- Born: Ingeborg Regine Belling 23 December 1848 Bergen, Norway
- Died: 23 April 1927 (aged 78)
- Spouse: Abraham Christian Hjalmar Frithjof Hammer ​ ​(m. 1872)​

= Ingeborg Belling =

Norwegian actress (1848–1927)

Ingeborg Regine Belling (23 December 1848 – 23 April 1927) was a Norwegian actress.

== Personal life ==
Ingeborg Belling was born on 23 December 1848 in Bergen to master carpenter Carl Daniel Belling (1817–1889) and Serine "Siri" Andrine Torkildsdatter (c. 1828–1879). On 12 May 1872, she married actor Abraham Christian Hjalmar Frithjof Hammer in Christiania.

== Career ==
In spring 1870, Belling was a pupil of Danish theatre director Frederik Adolph Cetti in Bergen. Belling participated in several of Cetti's student productions.

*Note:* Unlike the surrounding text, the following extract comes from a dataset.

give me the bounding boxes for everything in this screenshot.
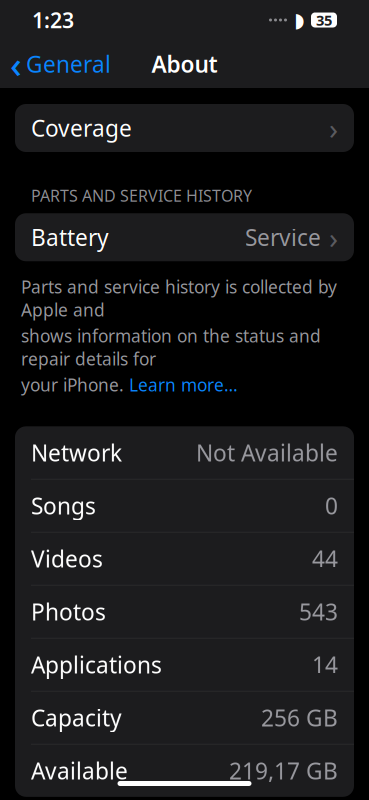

From 1870 to 1872, Belling was an actor at Møllergaten's Norwegian Theatre under the direction of Bjørnstjerne Bjørnson. It was here she made her Christiania debut, and acted alongside her future husband. She made her debut in the lead and only role in Johan Ludvig Heiberg's vaudeville monologue Emilies Hjertebanken, which was successfully received. In Dagbladet, it was reported that "the biggest event of the evening, however, was Miss Belling in Emilie's Palpitations, a debutante of the first rank. The way in which she already knows how to fill this demanding little role, the joy, freshness, life that burst out of all the lines, brought the audience into the best mood, and with strong and general shouts of bravado she was evoked. Like all our talented actresses, she is a Bergen woman, and in her our stage has probably found an artist who wants to assert the reputation of her native town".

In autumn 1870, Belling accompanied Bjørnson and his troupe to Trondhjem, where they performed for three months. She then worked at the Christiania Theatre where she, like the other actors from Møllergaten troupe, was re-engaged. She returned to Bergen around 1879, where she was given several roles at the theatre, but her employment there ended in 1881.

== Death ==
Belling died on 23 April 1927, at the age of 78.